Si vous pouvez prétendre à visiter rapidement une grande partie de la demeure, c’est à vos risques et périls. En effet, rester trop longtemps dans l’obscurité fera décroître votre jauge de santé mentale, et à cette mesure des évènements de plus en plus troublants se produiront. Nous pointons ici à mon sens tout le génie des développeurs : la terreur de Visage provient de la peur d’avoir peur face à un danger omniprésent, et non de la peur elle-même. La crainte d’un évènement anormal est parfois presque insoutenable, au point de nous rendre psychotiques. Cette psychose est exacerbée par la finesse avec laquelle a été réalisé le level design, jouant sur les ombres, la sélection des objets et leurs dispositions souvent ambiguës, ou encore la caméra dont nous perdons parfois le contrôle laissant libre cours aux pires scénarios.
L’ambiance est vraiment pesante.
De fait, couplé à sa liberté d’action le caractère imprévisible de Visage le place loin de ces jeux d’horreur tombant dans la surenchère que j’aime qualifier de “train fantôme” comme le célèbre Outlast, restant sympathique tout de même. Vous n’êtes ici pas sur des rails, mais véritablement livré à vous-même avec peu d’indications pour survivre et tenter tant bien que mal de quitter cette folie noire.

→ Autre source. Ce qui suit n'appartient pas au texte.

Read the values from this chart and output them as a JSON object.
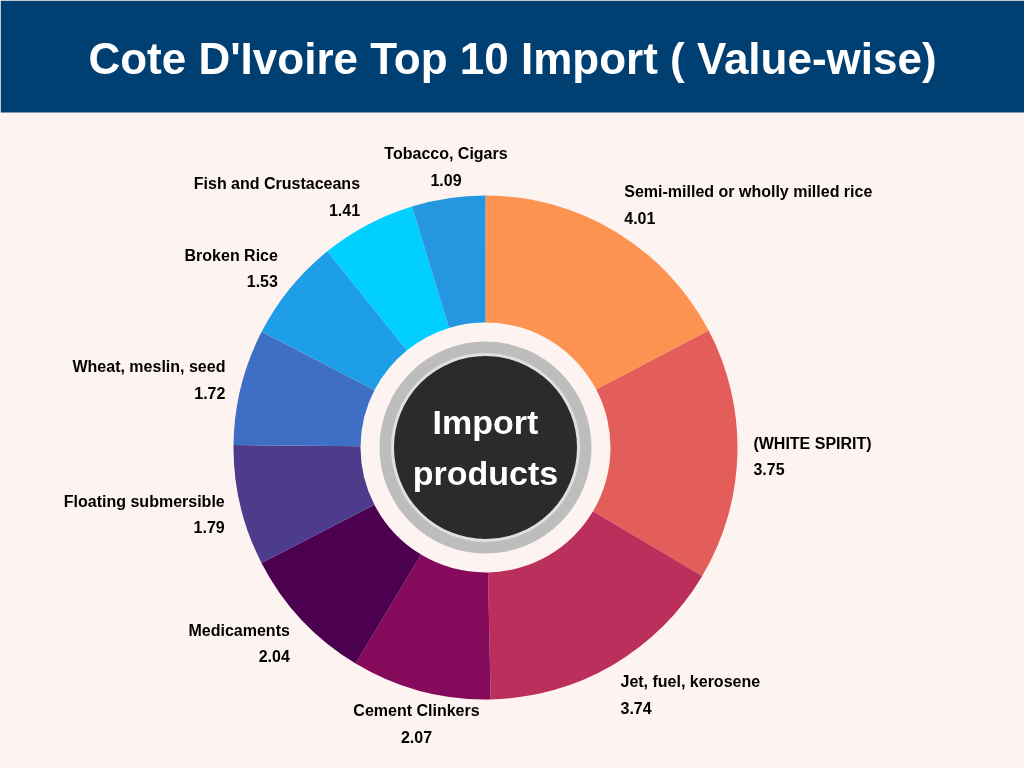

Visage est sombre, dérangeant, croyez-moi il va vous falloir un certain effort pour avancer.
Si vous tombez à court d’une source de lumière, ou si vous vous perdez, vous risquez bien d’y rester. Dolorès n’est pas le seul danger.
La peur est dans le détail
SadSquare Studio aime son jeu et cela se ressent. Malgré quelques défauts handicapants comme cette maniabilité des objets hasardeuse nous empêchant parfois de les lâcher ou des facilités comme la duplication de certains éléments de mobiliers un peu trop présente, Visage touche du doigt l’excellence. Graphiquement, cela fonctionne parfaitement. On y croit, l’ambiance des années 1980 est bien retranscrite, les textures sont belles et surtout les énigmes nous embarquent parfois hors du cadre de la maison dans des environnements totalement fous.

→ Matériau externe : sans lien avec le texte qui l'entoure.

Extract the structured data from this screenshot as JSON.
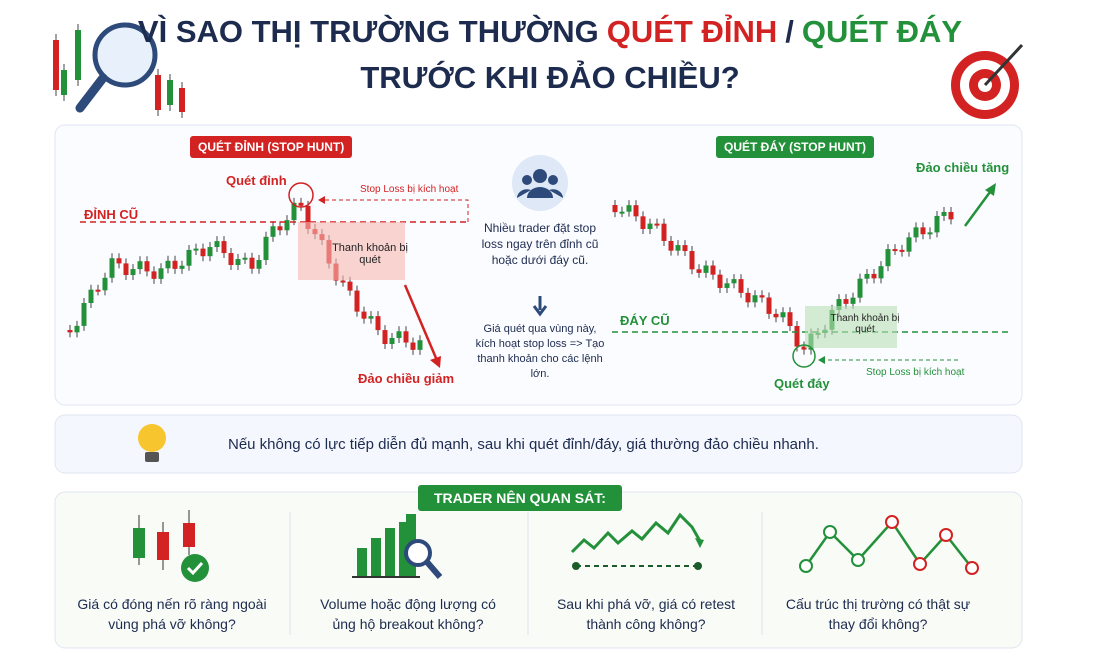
{
  "header": {
    "title_line1": [
      "VÌ SAO THỊ TRƯỜNG THƯỜNG",
      "QUÉT ĐỈNH",
      "/",
      "QUÉT ĐÁY"
    ],
    "title_line2": "TRƯỚC KHI ĐẢO CHIỀU?"
  },
  "left_panel": {
    "badge": "QUÉT ĐỈNH (STOP HUNT)",
    "sweep_label": "Quét đỉnh",
    "level_label": "ĐỈNH CŨ",
    "stop_label": "Stop Loss bị kích hoạt",
    "zone_label": "Thanh khoản bị quét",
    "reversal_label": "Đảo chiều giảm"
  },
  "middle": {
    "text1": "Nhiều trader đặt stop loss ngay trên đỉnh cũ hoặc dưới đáy cũ.",
    "text2": "Giá quét qua vùng này, kích hoạt stop loss => Tạo thanh khoản cho các lệnh lớn."
  },
  "right_panel": {
    "badge": "QUÉT ĐÁY (STOP HUNT)",
    "reversal_label": "Đảo chiều tăng",
    "level_label": "ĐÁY CŨ",
    "zone_label": "Thanh khoản bị quét",
    "sweep_label": "Quét đáy",
    "stop_label": "Stop Loss bị kích hoạt"
  },
  "tip": {
    "text": "Nếu không có lực tiếp diễn đủ mạnh, sau khi quét đỉnh/đáy, giá thường đảo chiều nhanh."
  },
  "observe": {
    "title": "TRADER NÊN QUAN SÁT:",
    "items": [
      "Giá có đóng nến rõ ràng ngoài vùng phá vỡ không?",
      "Volume hoặc động lượng có ủng hộ breakout không?",
      "Sau khi phá vỡ, giá có retest thành công không?",
      "Cấu trúc thị trường có thật sự thay đổi không?"
    ]
  }
}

En termes de folie, ce dédale semble tout droit sortir d’une œuvre de Maurits Cornelis Escher.
Les musiques sont minimalistes et collent parfaitement à l’ambiance, savamment utilisées elles disparaissant souvent, laissant la place à de lourds silences où nous sommes seuls avec ce parquet qui craque, cette ampoule qui grille et cette porte qui claque. La peur est ici dans le détail, comment ne pas citer d’ailleurs l’absence de pause dans les menus, même durant les sauvegardes ! Trois secondes sont nécessaires pour mettre le jeu en pause avec une manipulation, ici encore le jeu nous rappelle bien que nous ne pouvons nous échapper.

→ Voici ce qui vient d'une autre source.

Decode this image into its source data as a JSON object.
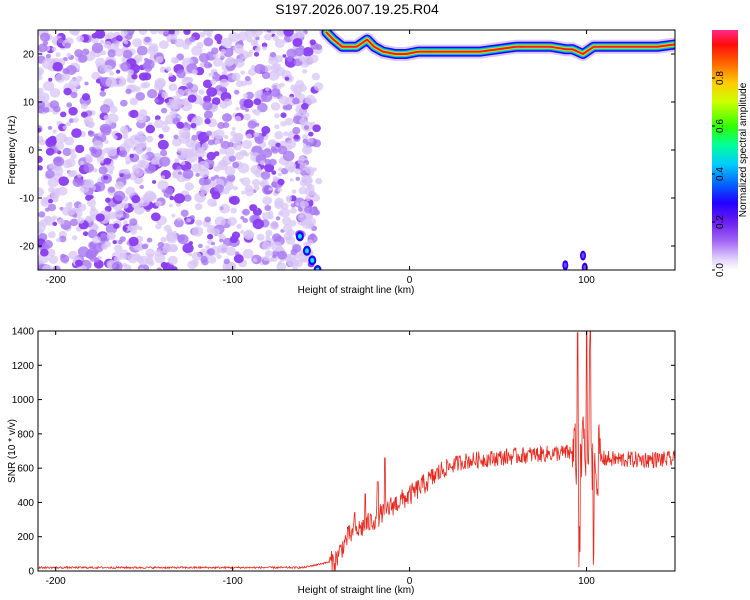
{
  "title": "S197.2026.007.19.25.R04",
  "colors": {
    "snr_line": "#e8281e",
    "noise_speckle": "#8a3cf0",
    "colormap": [
      "#ffffff",
      "#d9c4f7",
      "#7a2cf0",
      "#2300ff",
      "#0077ff",
      "#00e6ff",
      "#00ff66",
      "#7dff00",
      "#ffee00",
      "#ff8800",
      "#ff1a1a",
      "#ff3c8c"
    ]
  },
  "chart_data": [
    {
      "type": "heatmap",
      "xlabel": "Height of straight line (km)",
      "ylabel": "Frequency (Hz)",
      "xlim": [
        -210,
        150
      ],
      "ylim": [
        -25,
        25
      ],
      "x_ticks": [
        -200,
        -100,
        0,
        100
      ],
      "y_ticks": [
        -20,
        -10,
        0,
        10,
        20
      ],
      "colorbar": {
        "label": "Normalized spectral amplitude",
        "range": [
          0,
          1
        ],
        "ticks": [
          "0.0",
          "0.2",
          "0.4",
          "0.6",
          "0.8"
        ]
      },
      "ridge": {
        "description_points": [
          [
            -47,
            24.5
          ],
          [
            -43,
            23
          ],
          [
            -38,
            21.5
          ],
          [
            -30,
            21.5
          ],
          [
            -24,
            23
          ],
          [
            -20,
            21.5
          ],
          [
            -15,
            20.5
          ],
          [
            -8,
            20
          ],
          [
            -2,
            20
          ],
          [
            5,
            20.5
          ],
          [
            20,
            20.5
          ],
          [
            40,
            20.5
          ],
          [
            50,
            21
          ],
          [
            60,
            21.5
          ],
          [
            70,
            21.5
          ],
          [
            80,
            21.5
          ],
          [
            88,
            21
          ],
          [
            92,
            21
          ],
          [
            98,
            20
          ],
          [
            104,
            21.5
          ],
          [
            120,
            21.5
          ],
          [
            140,
            21.5
          ],
          [
            150,
            22
          ]
        ]
      },
      "noise_region_x": [
        -210,
        -50
      ]
    },
    {
      "type": "line",
      "xlabel": "Height of straight line (km)",
      "ylabel": "SNR (10 * v/v)",
      "xlim": [
        -210,
        150
      ],
      "ylim": [
        0,
        1400
      ],
      "x_ticks": [
        -200,
        -100,
        0,
        100
      ],
      "y_ticks": [
        0,
        200,
        400,
        600,
        800,
        1000,
        1200,
        1400
      ],
      "series": [
        {
          "trend": [
            [
              -210,
              20
            ],
            [
              -60,
              20
            ],
            [
              -42,
              60
            ],
            [
              -35,
              200
            ],
            [
              -20,
              300
            ],
            [
              -10,
              380
            ],
            [
              0,
              440
            ],
            [
              10,
              520
            ],
            [
              20,
              600
            ],
            [
              30,
              640
            ],
            [
              50,
              660
            ],
            [
              70,
              680
            ],
            [
              90,
              690
            ],
            [
              100,
              660
            ],
            [
              120,
              650
            ],
            [
              150,
              650
            ]
          ],
          "spikes": [
            [
              -31,
              340
            ],
            [
              -25,
              450
            ],
            [
              -18,
              520
            ],
            [
              -14,
              660
            ],
            [
              95,
              1390
            ],
            [
              96,
              80
            ],
            [
              98,
              920
            ],
            [
              100,
              1290
            ],
            [
              102,
              1400
            ],
            [
              104,
              100
            ],
            [
              106,
              420
            ]
          ]
        }
      ]
    }
  ]
}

Giger est une inspiration pour beaucoup.
Le jeu a été testé sur les deux premiers chapitres et d’autres sont normalement à venir. À ce titre, et en attendant notamment quelques correctifs, le jeu aurait pu bénéficier de quatre pépites. Mais Visage a été une telle claque pour moi, avec son ambiance indescriptible et toute l’inspiration, la passion que l’on ressent de ses développeurs, que le jeu se hisse à mon sens déjà comme une référence et mérite amplement ses cinq pépites aux côtés des plus grands.